El lejano país de los estanques / The Faraway Country of the Ponds
Novel , 1998
Destino
Pages: 248
Ojo Crítico Award 1998
No. 1 Bevilacqua and Chamorro Series
Lorenzo Silva´s crime novel feels initially like an enigma or mystery story à la Agatha Christie but soon has the ring of a crime story à la Raymond Chandler. Like Chandler´s pulp crime stories that transpire on the dark side of sunlit Los Angeles, Silva´s novel moves in the shadows of sunny Mallorca. Understandably, some major differences prevail. Silva´s bizarre title, El lejano país de los estanques (The Faraway Country of the Ponds), taken from a page by Virginia Woolf, sounds unlike that of any pulp crime story but nevertheless holds the clue to the strange events that unfold. Moreover, whereas in Chandler the investigators are private dicks, Silva chooses as his sleuths two individuals from Spain´s new Guardia Civil who have nothing in common with their infamous predecessors known metonymically as tricornios. In fact, Sergeant Bevilacqua and his younger assistant Virginia Chamorro more closely resemble FBI agents or federal marshals.
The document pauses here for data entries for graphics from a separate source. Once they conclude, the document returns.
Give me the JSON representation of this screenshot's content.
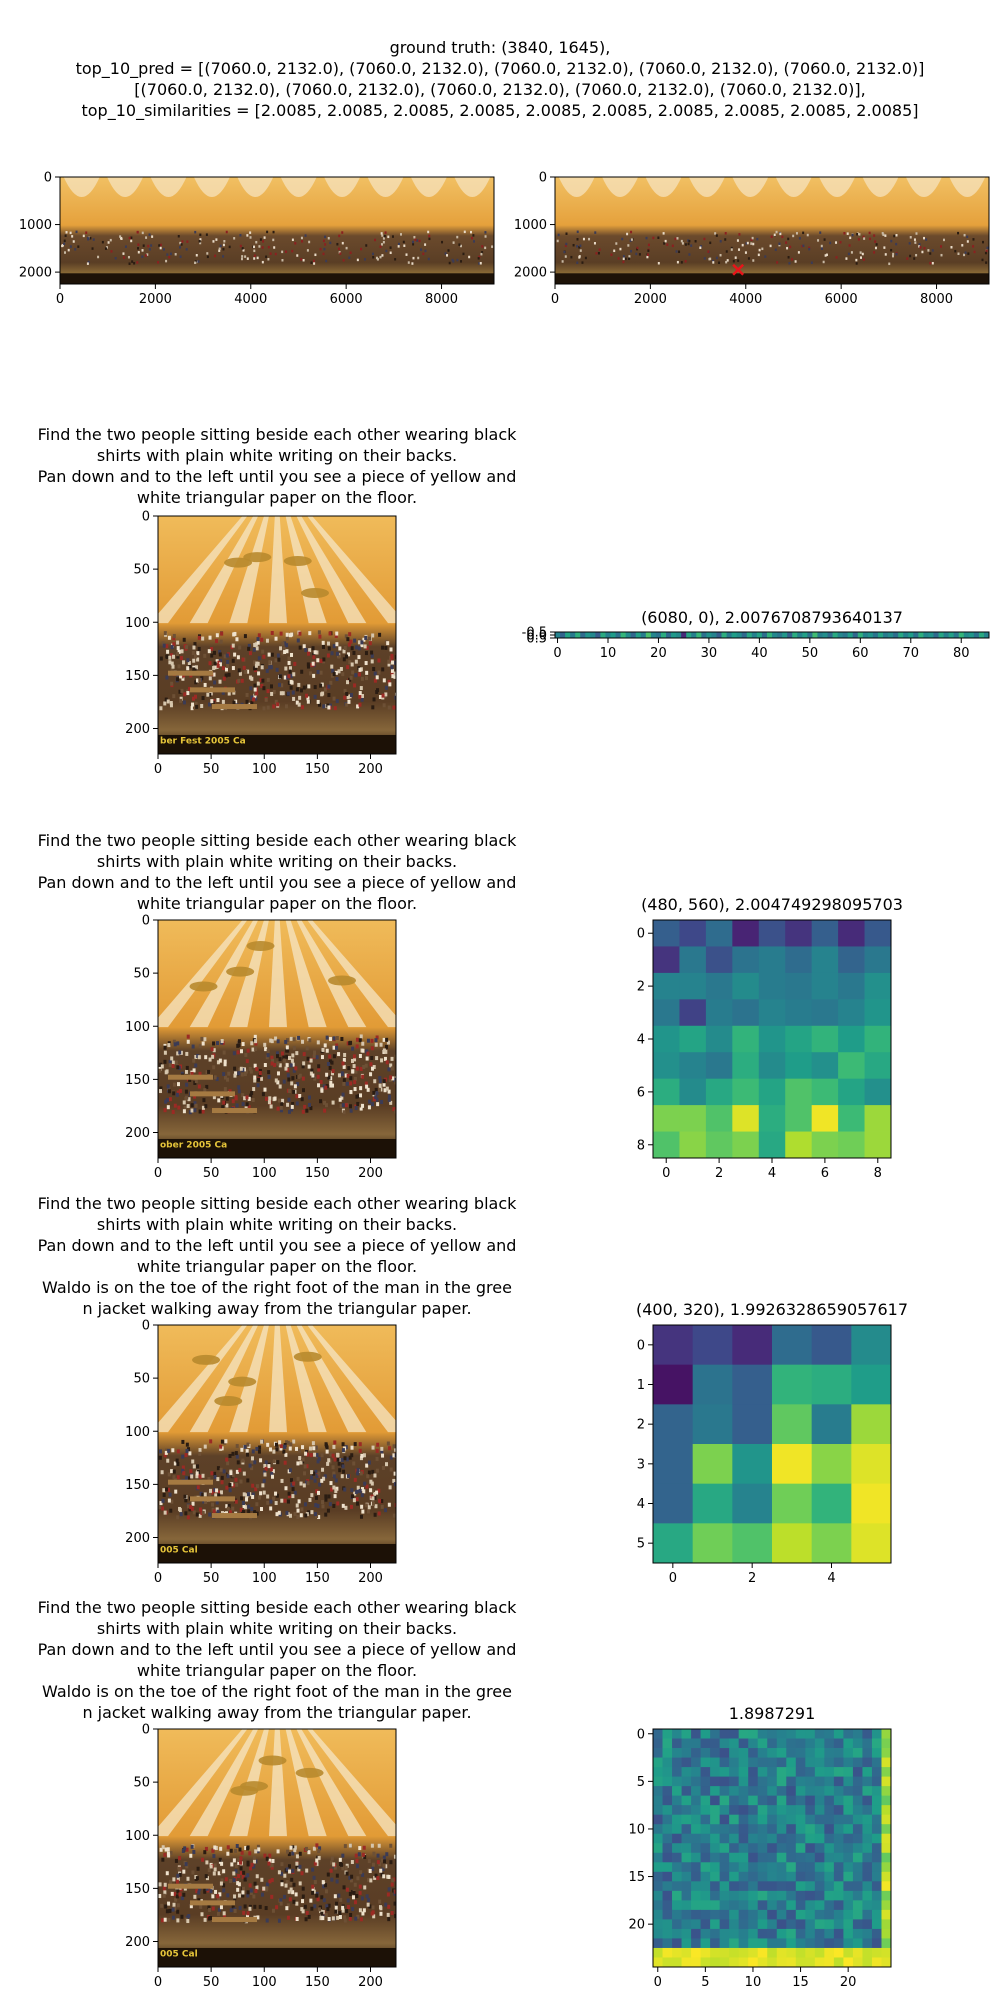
{
  "header": {
    "lines": [
      "ground truth: (3840, 1645),",
      "top_10_pred = [(7060.0, 2132.0), (7060.0, 2132.0), (7060.0, 2132.0), (7060.0, 2132.0), (7060.0, 2132.0)]",
      "[(7060.0, 2132.0), (7060.0, 2132.0), (7060.0, 2132.0), (7060.0, 2132.0), (7060.0, 2132.0)],",
      "top_10_similarities = [2.0085, 2.0085, 2.0085, 2.0085, 2.0085, 2.0085, 2.0085, 2.0085, 2.0085, 2.0085]"
    ]
  },
  "colors": {
    "tent_orange": "#e9a23b",
    "tent_stripe": "#f6e6c4",
    "crowd_dark": "#4a3322",
    "floor": "#7a5a2e",
    "marker": "#e8141a",
    "viridis": [
      "#440154",
      "#482878",
      "#3e4989",
      "#31688e",
      "#26828e",
      "#1f9e89",
      "#35b779",
      "#6ece58",
      "#b5de2b",
      "#fde725"
    ]
  },
  "chart_data": [
    {
      "type": "image",
      "xticks": [
        0,
        2000,
        4000,
        6000,
        8000
      ],
      "yticks": [
        0,
        1000,
        2000
      ],
      "xlim": [
        0,
        9100
      ],
      "ylim": [
        0,
        2250
      ]
    },
    {
      "type": "image",
      "xticks": [
        0,
        2000,
        4000,
        6000,
        8000
      ],
      "yticks": [
        0,
        1000,
        2000
      ],
      "xlim": [
        0,
        9100
      ],
      "ylim": [
        0,
        2250
      ],
      "marker": {
        "x": 3840,
        "y": 1950
      }
    },
    {
      "type": "image",
      "title_lines": [
        "Find the two people sitting beside each other wearing black",
        "shirts with plain white writing on their backs.",
        " Pan down and to the left until you see a piece of yellow and",
        "white triangular paper on the floor."
      ],
      "xticks": [
        0,
        50,
        100,
        150,
        200
      ],
      "yticks": [
        0,
        50,
        100,
        150,
        200
      ],
      "xlim": [
        0,
        224
      ],
      "ylim": [
        0,
        224
      ],
      "banner_text": "ber Fest 2005          Ca"
    },
    {
      "type": "heatmap",
      "title": "(6080, 0), 2.0076708793640137",
      "xticks": [
        0,
        10,
        20,
        30,
        40,
        50,
        60,
        70,
        80
      ],
      "yticks": [
        "-0.5",
        "0.0",
        "0.5"
      ],
      "xlim": [
        -0.5,
        85.5
      ],
      "ylim": [
        -0.5,
        0.5
      ],
      "rows": 1,
      "cols": 86,
      "values": [
        [
          0.45,
          0.32,
          0.58,
          0.41,
          0.63,
          0.35,
          0.52,
          0.47,
          0.29,
          0.61,
          0.44,
          0.55,
          0.38,
          0.66,
          0.49,
          0.33,
          0.57,
          0.42,
          0.71,
          0.46,
          0.39,
          0.62,
          0.35,
          0.54,
          0.48,
          0.12,
          0.59,
          0.43,
          0.67,
          0.37,
          0.51,
          0.45,
          0.3,
          0.63,
          0.41,
          0.56,
          0.49,
          0.34,
          0.6,
          0.44,
          0.58,
          0.36,
          0.65,
          0.47,
          0.4,
          0.53,
          0.31,
          0.62,
          0.45,
          0.57,
          0.38,
          0.69,
          0.43,
          0.5,
          0.35,
          0.61,
          0.47,
          0.4,
          0.56,
          0.33,
          0.64,
          0.45,
          0.52,
          0.39,
          0.58,
          0.42,
          0.49,
          0.36,
          0.6,
          0.44,
          0.55,
          0.37,
          0.63,
          0.46,
          0.51,
          0.34,
          0.59,
          0.43,
          0.57,
          0.4,
          0.66,
          0.48,
          0.53,
          0.38,
          0.61,
          0.45
        ]
      ]
    },
    {
      "type": "image",
      "title_lines": [
        "Find the two people sitting beside each other wearing black",
        "shirts with plain white writing on their backs.",
        " Pan down and to the left until you see a piece of yellow and",
        "white triangular paper on the floor."
      ],
      "xticks": [
        0,
        50,
        100,
        150,
        200
      ],
      "yticks": [
        0,
        50,
        100,
        150,
        200
      ],
      "xlim": [
        0,
        224
      ],
      "ylim": [
        0,
        224
      ],
      "banner_text": "ober 2005               Ca"
    },
    {
      "type": "heatmap",
      "title": "(480, 560), 2.004749298095703",
      "xticks": [
        0,
        2,
        4,
        6,
        8
      ],
      "yticks": [
        0,
        2,
        4,
        6,
        8
      ],
      "xlim": [
        -0.5,
        8.5
      ],
      "ylim": [
        -0.5,
        8.5
      ],
      "rows": 9,
      "cols": 9,
      "values": [
        [
          0.3,
          0.22,
          0.35,
          0.1,
          0.25,
          0.15,
          0.3,
          0.12,
          0.28
        ],
        [
          0.15,
          0.4,
          0.25,
          0.38,
          0.42,
          0.35,
          0.45,
          0.32,
          0.4
        ],
        [
          0.45,
          0.45,
          0.4,
          0.48,
          0.42,
          0.4,
          0.45,
          0.4,
          0.5
        ],
        [
          0.4,
          0.2,
          0.42,
          0.38,
          0.45,
          0.42,
          0.4,
          0.45,
          0.52
        ],
        [
          0.52,
          0.58,
          0.48,
          0.65,
          0.52,
          0.58,
          0.65,
          0.55,
          0.65
        ],
        [
          0.5,
          0.45,
          0.4,
          0.62,
          0.48,
          0.55,
          0.5,
          0.68,
          0.6
        ],
        [
          0.62,
          0.48,
          0.6,
          0.68,
          0.58,
          0.72,
          0.68,
          0.58,
          0.5
        ],
        [
          0.8,
          0.8,
          0.72,
          0.95,
          0.62,
          0.72,
          0.98,
          0.68,
          0.85
        ],
        [
          0.72,
          0.82,
          0.75,
          0.8,
          0.6,
          0.88,
          0.8,
          0.78,
          0.85
        ]
      ]
    },
    {
      "type": "image",
      "title_lines": [
        "Find the two people sitting beside each other wearing black",
        "shirts with plain white writing on their backs.",
        " Pan down and to the left until you see a piece of yellow and",
        "white triangular paper on the floor.",
        " Waldo is on the toe of the right foot of the man in the gree",
        "n jacket walking away from the triangular paper."
      ],
      "xticks": [
        0,
        50,
        100,
        150,
        200
      ],
      "yticks": [
        0,
        50,
        100,
        150,
        200
      ],
      "xlim": [
        0,
        224
      ],
      "ylim": [
        0,
        224
      ],
      "banner_text": "005                      Cal"
    },
    {
      "type": "heatmap",
      "title": "(400, 320), 1.9926328659057617",
      "xticks": [
        0,
        2,
        4
      ],
      "yticks": [
        0,
        1,
        2,
        3,
        4,
        5
      ],
      "xlim": [
        -0.5,
        5.5
      ],
      "ylim": [
        -0.5,
        5.5
      ],
      "rows": 6,
      "cols": 6,
      "values": [
        [
          0.15,
          0.22,
          0.12,
          0.35,
          0.28,
          0.48
        ],
        [
          0.05,
          0.38,
          0.3,
          0.65,
          0.62,
          0.55
        ],
        [
          0.32,
          0.4,
          0.3,
          0.75,
          0.42,
          0.85
        ],
        [
          0.32,
          0.8,
          0.52,
          0.98,
          0.82,
          0.95
        ],
        [
          0.32,
          0.6,
          0.45,
          0.78,
          0.65,
          0.98
        ],
        [
          0.6,
          0.78,
          0.72,
          0.9,
          0.8,
          0.95
        ]
      ]
    },
    {
      "type": "image",
      "title_lines": [
        "Find the two people sitting beside each other wearing black",
        "shirts with plain white writing on their backs.",
        " Pan down and to the left until you see a piece of yellow and",
        "white triangular paper on the floor.",
        " Waldo is on the toe of the right foot of the man in the gree",
        "n jacket walking away from the triangular paper."
      ],
      "xticks": [
        0,
        50,
        100,
        150,
        200
      ],
      "yticks": [
        0,
        50,
        100,
        150,
        200
      ],
      "xlim": [
        0,
        224
      ],
      "ylim": [
        0,
        224
      ],
      "banner_text": "005                      Cal"
    },
    {
      "type": "heatmap",
      "title": "1.8987291",
      "xticks": [
        0,
        5,
        10,
        15,
        20
      ],
      "yticks": [
        0,
        5,
        10,
        15,
        20
      ],
      "xlim": [
        -0.5,
        24.5
      ],
      "ylim": [
        -0.5,
        24.5
      ],
      "rows": 25,
      "cols": 25,
      "seed": 7
    }
  ]
}
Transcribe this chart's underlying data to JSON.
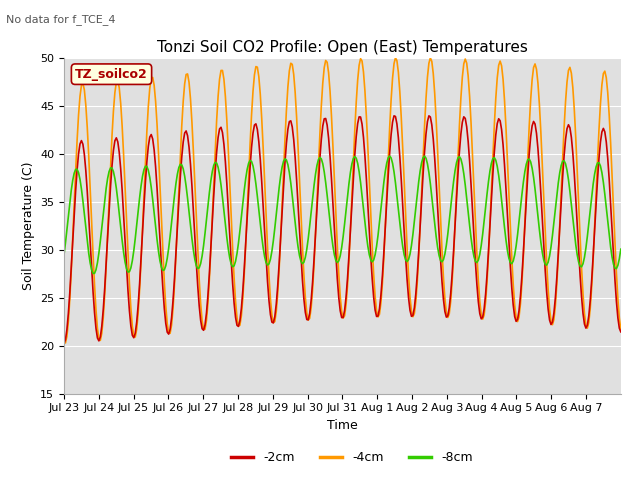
{
  "title": "Tonzi Soil CO2 Profile: Open (East) Temperatures",
  "subtitle": "No data for f_TCE_4",
  "xlabel": "Time",
  "ylabel": "Soil Temperature (C)",
  "ylim": [
    15,
    50
  ],
  "yticks": [
    15,
    20,
    25,
    30,
    35,
    40,
    45,
    50
  ],
  "legend_label": "TZ_soilco2",
  "series_labels": [
    "-2cm",
    "-4cm",
    "-8cm"
  ],
  "series_colors": [
    "#cc0000",
    "#ff9900",
    "#33cc00"
  ],
  "xtick_labels": [
    "Jul 23",
    "Jul 24",
    "Jul 25",
    "Jul 26",
    "Jul 27",
    "Jul 28",
    "Jul 29",
    "Jul 30",
    "Jul 31",
    "Aug 1",
    "Aug 2",
    "Aug 3",
    "Aug 4",
    "Aug 5",
    "Aug 6",
    "Aug 7"
  ],
  "bg_color": "#e0e0e0",
  "title_fontsize": 11,
  "label_fontsize": 9,
  "tick_fontsize": 8,
  "figwidth": 6.4,
  "figheight": 4.8,
  "dpi": 100
}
Bevilacqua (or "Vila") and Chamorro have been summoned from Madrid by the Guardia Civil in a Mallorcan hamlet to help solve the murder of a young Austrian woman whose nude body with two gunshot wounds was found hanging from a crossbeam in the living room of a seaside chalet –or more succintly, as one of the local gendarmes who found the body commented to Vila and Chamorro, "una tía desnuda con un par de balazos. Como en Los Angeles." (a naked chick with a couple of bullet holes. Like in Los Angeles). Although superficially accurate, the gendarme´s oversimplification could not foreshadow that the trail of clues leading back from the hanging body to the perpetrator of the crime would immerse Vila and Chamorro in Mallorca lesbian´s subculture.